Здесь и только здесь лежит решение вопросов, которые всегда вызывала абсолютно своеобразная, в западно-индогерманской области до Железного века совершенно неизвестная фигура «господина ярости».
Он прибыл из другого мира, это не вызывает сомнений, и, тем не менее, именно он стал самым знаменитым представителем германства вообще. Героические саги, всю литературу эпохи Великого переселения народов, как и средневековой Исландии нельзя представить без него. В крестьянской вере аллеманских земель он еще вплоть до недавнего времени возглавлял Дикую охоту.

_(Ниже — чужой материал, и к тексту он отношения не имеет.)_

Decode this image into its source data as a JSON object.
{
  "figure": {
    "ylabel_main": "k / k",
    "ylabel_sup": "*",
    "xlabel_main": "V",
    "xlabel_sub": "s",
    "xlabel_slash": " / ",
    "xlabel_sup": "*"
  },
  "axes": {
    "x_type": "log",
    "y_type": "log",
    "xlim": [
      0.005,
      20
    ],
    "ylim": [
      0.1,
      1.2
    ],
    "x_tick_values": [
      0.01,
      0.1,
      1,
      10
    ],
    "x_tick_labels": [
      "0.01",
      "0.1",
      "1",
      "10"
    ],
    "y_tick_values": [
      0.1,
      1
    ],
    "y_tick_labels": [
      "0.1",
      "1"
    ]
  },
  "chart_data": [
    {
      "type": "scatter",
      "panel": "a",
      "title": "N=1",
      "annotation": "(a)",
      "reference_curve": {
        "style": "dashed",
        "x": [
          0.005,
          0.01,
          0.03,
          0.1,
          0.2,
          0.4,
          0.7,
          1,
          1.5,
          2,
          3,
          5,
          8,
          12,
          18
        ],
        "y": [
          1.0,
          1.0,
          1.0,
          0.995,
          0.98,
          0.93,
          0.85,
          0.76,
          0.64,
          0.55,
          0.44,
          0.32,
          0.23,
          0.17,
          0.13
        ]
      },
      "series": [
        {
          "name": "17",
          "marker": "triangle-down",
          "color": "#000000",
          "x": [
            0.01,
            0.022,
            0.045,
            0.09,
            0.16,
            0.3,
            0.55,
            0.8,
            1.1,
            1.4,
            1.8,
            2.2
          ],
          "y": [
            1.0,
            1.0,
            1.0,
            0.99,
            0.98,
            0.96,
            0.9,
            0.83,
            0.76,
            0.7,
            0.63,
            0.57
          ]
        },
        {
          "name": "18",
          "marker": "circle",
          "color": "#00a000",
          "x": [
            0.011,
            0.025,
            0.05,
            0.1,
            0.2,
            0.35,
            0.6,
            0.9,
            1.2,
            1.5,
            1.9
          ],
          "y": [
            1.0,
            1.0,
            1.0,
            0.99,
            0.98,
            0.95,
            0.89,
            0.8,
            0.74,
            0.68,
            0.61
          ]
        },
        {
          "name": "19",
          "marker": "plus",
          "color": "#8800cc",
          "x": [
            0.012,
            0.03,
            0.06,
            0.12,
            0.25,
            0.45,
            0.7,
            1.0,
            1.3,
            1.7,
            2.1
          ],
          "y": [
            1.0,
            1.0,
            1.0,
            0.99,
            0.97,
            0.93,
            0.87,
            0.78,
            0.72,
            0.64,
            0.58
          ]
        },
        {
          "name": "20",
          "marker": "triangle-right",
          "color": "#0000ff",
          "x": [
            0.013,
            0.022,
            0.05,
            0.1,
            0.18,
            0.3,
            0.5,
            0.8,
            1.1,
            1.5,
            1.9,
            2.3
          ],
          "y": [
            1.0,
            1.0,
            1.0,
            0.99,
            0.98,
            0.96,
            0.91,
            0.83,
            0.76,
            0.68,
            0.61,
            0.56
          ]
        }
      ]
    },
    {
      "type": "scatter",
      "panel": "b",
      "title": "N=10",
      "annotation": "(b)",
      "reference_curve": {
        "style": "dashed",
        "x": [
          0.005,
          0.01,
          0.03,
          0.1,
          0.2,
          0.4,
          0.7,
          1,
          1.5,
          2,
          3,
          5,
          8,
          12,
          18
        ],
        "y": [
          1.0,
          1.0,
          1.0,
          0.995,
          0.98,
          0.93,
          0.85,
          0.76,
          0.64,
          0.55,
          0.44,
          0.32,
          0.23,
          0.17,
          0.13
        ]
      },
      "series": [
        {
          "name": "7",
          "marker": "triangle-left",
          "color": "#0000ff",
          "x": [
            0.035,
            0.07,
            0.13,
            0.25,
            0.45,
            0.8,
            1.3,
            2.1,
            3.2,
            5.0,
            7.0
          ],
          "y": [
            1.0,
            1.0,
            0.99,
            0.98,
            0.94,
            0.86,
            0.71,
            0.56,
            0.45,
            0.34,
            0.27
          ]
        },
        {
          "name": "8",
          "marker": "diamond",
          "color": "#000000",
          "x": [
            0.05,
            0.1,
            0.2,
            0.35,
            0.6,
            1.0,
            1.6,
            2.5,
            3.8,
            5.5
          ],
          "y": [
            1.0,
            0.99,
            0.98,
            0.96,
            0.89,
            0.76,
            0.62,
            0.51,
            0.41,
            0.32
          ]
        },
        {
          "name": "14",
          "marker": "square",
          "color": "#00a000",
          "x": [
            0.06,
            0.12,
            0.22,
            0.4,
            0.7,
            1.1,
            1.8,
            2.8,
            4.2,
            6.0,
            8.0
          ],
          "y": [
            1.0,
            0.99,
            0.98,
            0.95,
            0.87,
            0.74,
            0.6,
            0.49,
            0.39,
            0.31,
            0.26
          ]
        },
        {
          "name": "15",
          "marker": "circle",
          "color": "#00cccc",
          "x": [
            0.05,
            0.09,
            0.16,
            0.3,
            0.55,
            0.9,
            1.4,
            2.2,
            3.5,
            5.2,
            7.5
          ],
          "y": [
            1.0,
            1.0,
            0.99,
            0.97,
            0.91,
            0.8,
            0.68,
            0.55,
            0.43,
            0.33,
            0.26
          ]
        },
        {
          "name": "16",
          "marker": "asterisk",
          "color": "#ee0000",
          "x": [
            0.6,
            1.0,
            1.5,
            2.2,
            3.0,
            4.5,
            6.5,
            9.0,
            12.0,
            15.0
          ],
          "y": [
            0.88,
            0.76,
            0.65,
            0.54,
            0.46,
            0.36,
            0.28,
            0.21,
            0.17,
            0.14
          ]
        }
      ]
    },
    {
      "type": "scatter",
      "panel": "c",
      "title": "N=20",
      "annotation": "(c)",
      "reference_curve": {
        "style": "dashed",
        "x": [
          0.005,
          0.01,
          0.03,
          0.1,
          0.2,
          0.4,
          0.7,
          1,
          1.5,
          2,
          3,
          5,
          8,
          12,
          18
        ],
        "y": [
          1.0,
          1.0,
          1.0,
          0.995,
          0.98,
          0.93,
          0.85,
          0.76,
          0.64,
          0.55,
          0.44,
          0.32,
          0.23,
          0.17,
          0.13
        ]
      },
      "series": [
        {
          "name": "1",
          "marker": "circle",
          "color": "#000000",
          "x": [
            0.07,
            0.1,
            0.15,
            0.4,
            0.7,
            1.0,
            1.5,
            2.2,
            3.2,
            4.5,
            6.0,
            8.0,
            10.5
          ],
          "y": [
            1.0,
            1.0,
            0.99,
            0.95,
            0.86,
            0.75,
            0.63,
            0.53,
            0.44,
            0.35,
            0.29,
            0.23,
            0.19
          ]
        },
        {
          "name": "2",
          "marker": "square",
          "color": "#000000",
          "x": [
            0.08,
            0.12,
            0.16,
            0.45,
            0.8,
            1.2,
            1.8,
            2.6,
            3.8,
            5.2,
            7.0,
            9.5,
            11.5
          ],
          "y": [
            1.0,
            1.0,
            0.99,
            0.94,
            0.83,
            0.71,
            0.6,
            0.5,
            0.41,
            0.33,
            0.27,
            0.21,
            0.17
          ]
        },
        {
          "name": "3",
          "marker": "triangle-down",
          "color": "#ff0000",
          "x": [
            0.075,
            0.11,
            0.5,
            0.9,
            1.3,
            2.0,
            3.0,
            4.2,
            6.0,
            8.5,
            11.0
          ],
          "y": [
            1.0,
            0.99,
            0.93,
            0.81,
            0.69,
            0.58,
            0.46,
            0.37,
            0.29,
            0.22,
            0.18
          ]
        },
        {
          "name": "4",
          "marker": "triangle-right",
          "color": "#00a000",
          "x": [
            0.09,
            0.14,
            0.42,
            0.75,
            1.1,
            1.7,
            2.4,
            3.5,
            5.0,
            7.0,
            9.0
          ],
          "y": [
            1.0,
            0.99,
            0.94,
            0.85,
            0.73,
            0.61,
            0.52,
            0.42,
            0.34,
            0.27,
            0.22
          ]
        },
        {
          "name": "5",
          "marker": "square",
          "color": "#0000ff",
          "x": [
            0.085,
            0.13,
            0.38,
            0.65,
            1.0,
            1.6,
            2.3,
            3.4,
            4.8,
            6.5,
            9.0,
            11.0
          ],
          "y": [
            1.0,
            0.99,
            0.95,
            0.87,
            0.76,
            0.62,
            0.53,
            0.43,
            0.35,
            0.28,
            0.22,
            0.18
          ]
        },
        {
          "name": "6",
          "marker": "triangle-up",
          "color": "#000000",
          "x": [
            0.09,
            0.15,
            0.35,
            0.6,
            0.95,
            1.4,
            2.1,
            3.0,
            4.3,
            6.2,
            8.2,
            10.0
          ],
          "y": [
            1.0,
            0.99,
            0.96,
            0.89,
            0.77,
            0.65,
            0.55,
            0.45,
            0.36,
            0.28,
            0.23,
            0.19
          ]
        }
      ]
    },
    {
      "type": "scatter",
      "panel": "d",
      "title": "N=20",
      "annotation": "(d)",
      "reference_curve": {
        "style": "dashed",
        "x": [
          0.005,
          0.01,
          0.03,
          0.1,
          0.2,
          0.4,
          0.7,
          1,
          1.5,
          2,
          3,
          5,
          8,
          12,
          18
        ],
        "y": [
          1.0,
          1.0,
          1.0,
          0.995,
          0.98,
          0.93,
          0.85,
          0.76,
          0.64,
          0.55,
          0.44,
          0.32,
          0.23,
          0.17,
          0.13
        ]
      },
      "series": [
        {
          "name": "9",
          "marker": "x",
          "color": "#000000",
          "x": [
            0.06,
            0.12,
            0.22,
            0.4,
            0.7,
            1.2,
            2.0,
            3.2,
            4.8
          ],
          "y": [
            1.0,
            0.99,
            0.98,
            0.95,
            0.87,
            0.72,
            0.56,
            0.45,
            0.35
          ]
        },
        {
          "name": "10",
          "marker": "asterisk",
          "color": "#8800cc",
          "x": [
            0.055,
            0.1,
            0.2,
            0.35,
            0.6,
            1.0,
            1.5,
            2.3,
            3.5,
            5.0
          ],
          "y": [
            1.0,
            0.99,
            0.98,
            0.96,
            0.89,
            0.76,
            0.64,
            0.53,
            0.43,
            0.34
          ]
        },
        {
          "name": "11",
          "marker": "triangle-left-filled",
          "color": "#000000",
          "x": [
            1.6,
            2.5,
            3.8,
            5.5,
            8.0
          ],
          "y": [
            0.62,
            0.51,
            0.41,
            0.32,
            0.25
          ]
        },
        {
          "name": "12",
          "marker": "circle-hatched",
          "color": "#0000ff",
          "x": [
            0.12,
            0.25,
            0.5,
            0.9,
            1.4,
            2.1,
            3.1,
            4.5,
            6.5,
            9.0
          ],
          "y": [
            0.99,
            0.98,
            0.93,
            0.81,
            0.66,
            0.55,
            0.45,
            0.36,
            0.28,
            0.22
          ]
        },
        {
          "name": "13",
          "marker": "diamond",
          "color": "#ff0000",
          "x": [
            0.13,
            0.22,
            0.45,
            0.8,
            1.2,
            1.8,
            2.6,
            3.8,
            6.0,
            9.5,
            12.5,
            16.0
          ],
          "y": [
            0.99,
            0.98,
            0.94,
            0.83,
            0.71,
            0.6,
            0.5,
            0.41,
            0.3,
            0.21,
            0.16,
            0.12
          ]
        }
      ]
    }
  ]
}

Все попытки противопоставить ему значение других германских богов, прежде всего, Донара-Тора, оказались безуспешными. Эта божественная фигура явно срослась со своей новой родиной, стала с ней одним целым. Бог Один наложил свой отпечаток на свою новую родину, а она на него.
Один прибыл на Север Европы в то время, когда неоднократные стихийные бедствия нанесли Северу серьезный ущерб, он был сравнительно слабо населен, и его население вело бездумное существование в своей крестьянской простоте и без претензий на историческое значение. Но толчок с Востока принес движение в эту спокойную уединенность, снова оживил дремлющую активность бывших великих мореплавателей, создателей колоний и «носителей культуры по всему свету». Люди Севера теперь снова все больше и больше становились воинственными переселенцами, которые, в конечном счете, благодаря своим большим и дальним походам стали оплодотворителями умирающего Юга и создателями новой Европы, определяющего сам образ мира «Запада», и постепенно поднялись до наивысших культурных достижений.
То, что слияние незваных гостей с Востока с людьми Севера удалось практически идеально, объяснялось тем, что они, несмотря на другой уровень развития и неукротимую дикость их жизнеощущения, были все же людьми того же вида и происхождения, индогерманцами, внешне и внутренне не отличавшимися от своих исконно генетических родственников на Севере и Северо-западе Европы. Если бы это было не так, то Тацит (в главе 4 «Germania») не мог бы написать, что население Германии в его время представляло собой «племена, никогда не подвергавшиеся смешению через браки с какими-либо иноплеменниками, искони составляют особый, сохранивший изначальную чистоту и лишь на себя самого похожий народ. Отсюда, несмотря на такое число людей, всем им присущ тот же облик: жесткие голубые глаза, русые волосы, рослые тела».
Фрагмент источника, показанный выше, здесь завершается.